Я стоял у самой двери, слышал уже, что за нею кто-то шарит рукой по доскам, нащупывая засов. Я держал перед собой… да нет, не автомат, а фонарик, пока не включенный. Засов наконец отодвинулся, щелкнула щеколда, и дверь отворилась.
Вспыхнул фонарик.
Я заранее представил себе этот момент (в моем состоянии естественно было себе это представить), как увижу уже не заспанное, уже испуганное лицо хуторянина, который тут-то и отдаст свою дань, внесет свой великий вклад во всенародную борьбу – отпустит нам полчасика домашнего тепла, чего-нибудь поесть и одному чем-нибудь подлечиться. Уж вы извините, что мы полюбуемся вами, пан хозяин!..
Но в луче фонарика стояла за порогом светлая, в одной рубашонке девочка лет десяти. Ослепленная лучом, она закрылась левой рукой, прижав запястье ко лбу, и из-под руки, мигая, глядела на нас.
– Кто еще дома?
– Я и Толик. Мама к тетке Ганне пошла, а то она хворая.
– Почему не открывала?.. Батька где?
Девочка отняла ото лба левую руку, открыла лицо, а правой со странной для этого возраста, не то чтоб от бабуси перенятой, а какой-то старушечьей от себя, величайшей, может быть, последней в жизни серьезностью размашисто перекрестилась:
– Воимятца, и сына, и святого духа, аминь. Дядечки, ей-богу же, не слышала. А таты у нас давно нету. Еще с польской войны.
Это было так страшно… Нет, так необычно и неожиданно, и это так перевернуло всего меня, что я… чуть не всхлипнул.

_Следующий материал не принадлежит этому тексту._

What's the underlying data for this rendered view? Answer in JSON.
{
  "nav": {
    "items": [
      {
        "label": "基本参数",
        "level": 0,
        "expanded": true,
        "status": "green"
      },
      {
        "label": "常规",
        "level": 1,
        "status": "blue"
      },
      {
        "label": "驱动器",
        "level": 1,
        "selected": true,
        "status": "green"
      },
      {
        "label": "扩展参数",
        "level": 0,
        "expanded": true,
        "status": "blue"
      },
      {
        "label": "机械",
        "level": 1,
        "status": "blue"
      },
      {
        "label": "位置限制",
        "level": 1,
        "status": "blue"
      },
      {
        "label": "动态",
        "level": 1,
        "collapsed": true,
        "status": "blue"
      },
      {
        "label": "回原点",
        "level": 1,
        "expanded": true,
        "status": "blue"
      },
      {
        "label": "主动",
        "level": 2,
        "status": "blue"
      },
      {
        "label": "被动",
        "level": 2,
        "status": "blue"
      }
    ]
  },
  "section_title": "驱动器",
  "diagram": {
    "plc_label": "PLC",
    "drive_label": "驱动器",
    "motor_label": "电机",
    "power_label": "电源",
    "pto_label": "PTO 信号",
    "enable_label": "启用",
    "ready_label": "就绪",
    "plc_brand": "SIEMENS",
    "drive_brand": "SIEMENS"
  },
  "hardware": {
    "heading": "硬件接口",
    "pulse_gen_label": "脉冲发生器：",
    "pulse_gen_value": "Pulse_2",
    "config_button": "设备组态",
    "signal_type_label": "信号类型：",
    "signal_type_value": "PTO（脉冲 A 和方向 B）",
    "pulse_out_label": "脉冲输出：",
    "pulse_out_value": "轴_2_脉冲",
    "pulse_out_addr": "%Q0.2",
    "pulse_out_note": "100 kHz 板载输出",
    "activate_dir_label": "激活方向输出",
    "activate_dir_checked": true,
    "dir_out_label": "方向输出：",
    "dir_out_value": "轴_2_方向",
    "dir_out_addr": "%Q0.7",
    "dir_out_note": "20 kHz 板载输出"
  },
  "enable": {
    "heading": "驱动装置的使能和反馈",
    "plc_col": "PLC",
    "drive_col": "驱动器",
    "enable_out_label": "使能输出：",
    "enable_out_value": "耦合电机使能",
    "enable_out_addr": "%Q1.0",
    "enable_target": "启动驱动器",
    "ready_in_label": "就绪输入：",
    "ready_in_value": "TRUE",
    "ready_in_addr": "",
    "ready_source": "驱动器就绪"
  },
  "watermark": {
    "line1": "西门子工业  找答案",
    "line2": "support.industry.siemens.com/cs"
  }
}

– Ты запирайся. Ну! Беги на печь. К Толику.
Фонарик погас.
Дверь затворилась. Снова брякнул железом засов.
Мы молча сели и поехали.
…Уже не однажды за двадцать лет мог бы я свернуть с большака на этот хутор – поглядеть, что выросло из нее, той маленькой женщины. Неужто же она, став женой и хозяйкой, так прижилась здесь, что никак не хочет перебраться ни в городок, ни в Мокрое? А может быть, кто-нибудь давно уже завез ее в далекое замужье, далекое по-нынешнему, не в третью деревню, а за три тысячи километров…
Я мог бы, разумеется, зайти, поглядеть, а не то и вспомнить вместе. Да не зашел. И не зайду. Не хочу.
Пускай она стоит в моей памяти такой, как была: в белой студеной мгле, в ярком кругу света, в короткой льняной рубашонке…
Только пускай не боится нас, тех, кто и в завируху не спит из-за нее, ради таких, как она.
Я не успел ей это сказать: ребенку было холодно.